Summer is usually a time when attempts to cross the Mediterranean increase. Water is generally calmer, making passage safer. Unfortunately, refugees and migrants are stuffed into vessels that are oftentimes barely seaworthy and nearly always overcrowded.
The more than 4,000 people rescued and 550 deaths last Thursday alone show just how sharply the number of crossings can increase and the risk people take in making the journey. The U.N.’s refugee agency (UHNCR) said it does not see evidence that a significant number of Syrians, Afghans or Iraqis have been diverted from the Turkey-Greece route to the Libya-Italy one. But there is concern that may change following the shutdown of the former.
“Thus far 2016 is proving to be particularly deadly,” said UNHCR spokesman William Spindler, at a press briefing today. “On a Mediterranean-wide basis, the odds of being among the dead are currently one in 81. This highlights the importance of rescue operations as part of the response to the movement of refugees and migrants in the Mediterranean and the need for real, safer alternatives for people needing international protection.”

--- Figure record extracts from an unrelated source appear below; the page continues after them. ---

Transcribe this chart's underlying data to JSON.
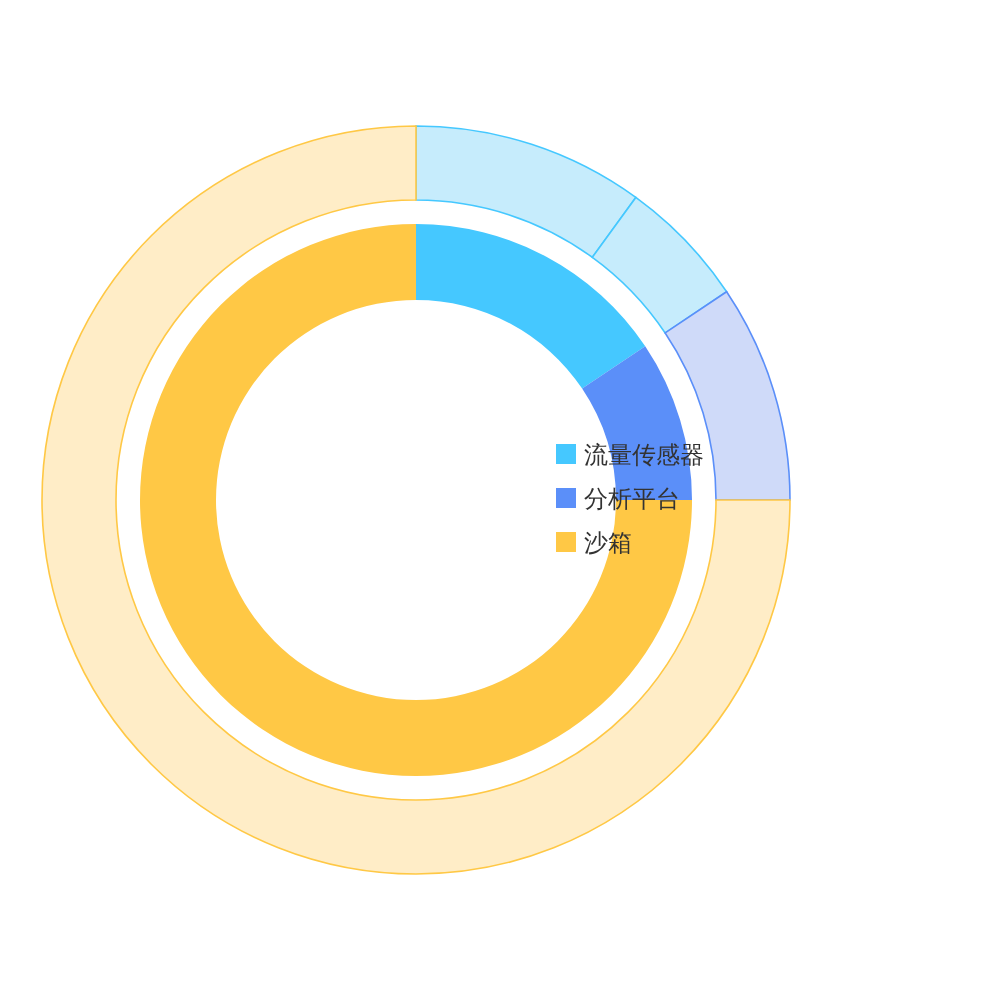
{
  "chart_data": [
    {
      "type": "donut",
      "categories": [
        null,
        null,
        null,
        null
      ],
      "values": [
        10,
        5.6,
        9.4,
        75
      ],
      "colors": [
        "#c6ecfc",
        "#c6ecfc",
        "#cfdaf9",
        "#ffedc7"
      ],
      "legend": false
    },
    {
      "type": "donut",
      "categories": [
        "流量传感器",
        "分析平台",
        "沙箱"
      ],
      "values": [
        15.6,
        9.4,
        75
      ],
      "colors": [
        "#45c8ff",
        "#5b8ff9",
        "#ffc845"
      ],
      "legend": "right"
    }
  ]
}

UNHCR said there have been 2,510 deaths so far in 2016, compared to the 1,855 that occurred in the same period last year. Both are far more than the 57 deaths in the first five months of 2014. Just one week ago, the International Organization for Migration (IOM) released updated numbers showing that the pace of refugee and migrant deaths in 2016 was lower than 2015. The decline was attributed to possible improvements made in managing refugee flows and rescuing people at sea.
“Obviously now that the Turkey-Greece route appears suspended for the time being, we hope that this is the beginning of a sound management policy of refugees and refugees who wish to make the crossing and don’t take these enormous risks,” said IOM spokesman Joel Millman at a press briefing.

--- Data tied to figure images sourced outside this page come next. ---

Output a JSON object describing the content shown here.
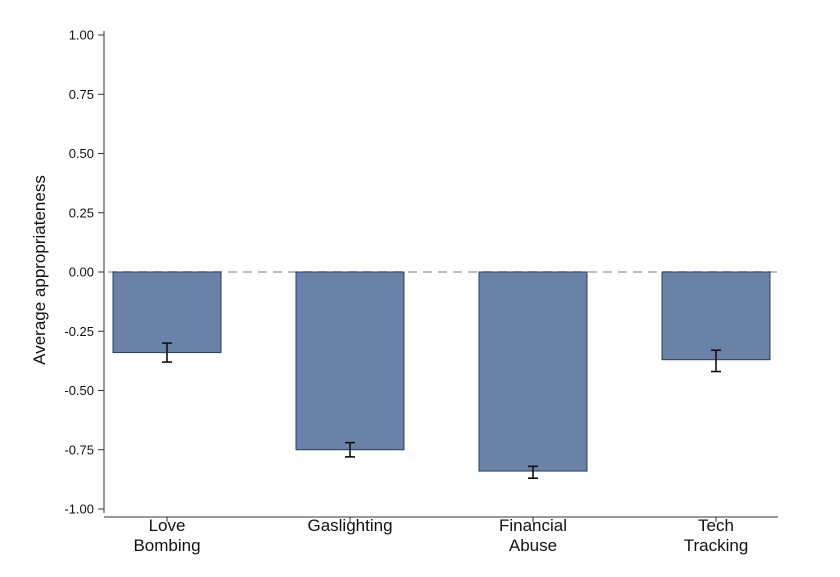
{
  "chart_data": {
    "type": "bar",
    "categories": [
      [
        "Love",
        "Bombing"
      ],
      [
        "Gaslighting"
      ],
      [
        "Financial",
        "Abuse"
      ],
      [
        "Tech",
        "Tracking"
      ]
    ],
    "values": [
      -0.34,
      -0.75,
      -0.84,
      -0.37
    ],
    "error_bars": [
      {
        "low": -0.38,
        "high": -0.3
      },
      {
        "low": -0.78,
        "high": -0.72
      },
      {
        "low": -0.87,
        "high": -0.82
      },
      {
        "low": -0.42,
        "high": -0.33
      }
    ],
    "ylabel": "Average appropriateness",
    "xlabel": "",
    "title": "",
    "ylim": [
      -1.0,
      1.0
    ],
    "yticks": [
      1.0,
      0.75,
      0.5,
      0.25,
      0.0,
      -0.25,
      -0.5,
      -0.75,
      -1.0
    ],
    "ytick_labels": [
      "1.00",
      "0.75",
      "0.50",
      "0.25",
      "0.00",
      "-0.25",
      "-0.50",
      "-0.75",
      "-1.00"
    ],
    "reference_line": {
      "y": 0,
      "style": "dashed"
    },
    "grid": false,
    "legend": "none",
    "colors": {
      "bar_fill": "#6a82a8",
      "bar_stroke": "#2f3e58",
      "axis": "#333333",
      "zero_line": "#bdbdbd",
      "error_bar": "#111111"
    }
  }
}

In addition to improved weather conditions, the IOM says the sudden surge in people crossing over the past week is due to the increased use of bigger wooden boats. Roughly 700 people can fit onto a wooden boat, compared to the 100 to 120 people who are packed onto rubber boats. Those wooden boats were the type of vessels that suffered some of the most significant accidents last week.
“There were many women and boys in the hold. We were taking on water, but we had a pump that helped us to push the water out,” Stefanos, a young Eritrean who survived his boat sinking, told IOM interviewers. “When the pump ran out of fuel, we asked for more fuel to the captain of the first boat, who said no. At this point there was nothing left to do: the water was everywhere and we slowly started to sink. There were between about 35 women and 40 children next to me. They all died.”
Other survivors told stories of having their cell phones taken and being locked into the hull of the boat. They traveled for a day and a half without access to food and water before being rescued by the Italian Coast Guard. And there were no bathroom facilities. One Iraqi woman said she and her infant son were held in a space with four other people that was no bigger than a telephone booth.
“The rescue operations are indispensable and must continue – we commend all those involved in these lifesaving efforts. But these operations are not in and of themselves a solution. We must come together to change irregular, dangerous and costly migration to migration that is legal, safe and orderly,” said Federico Soda, director of the IOM coordination office for the Mediterranean, in a release.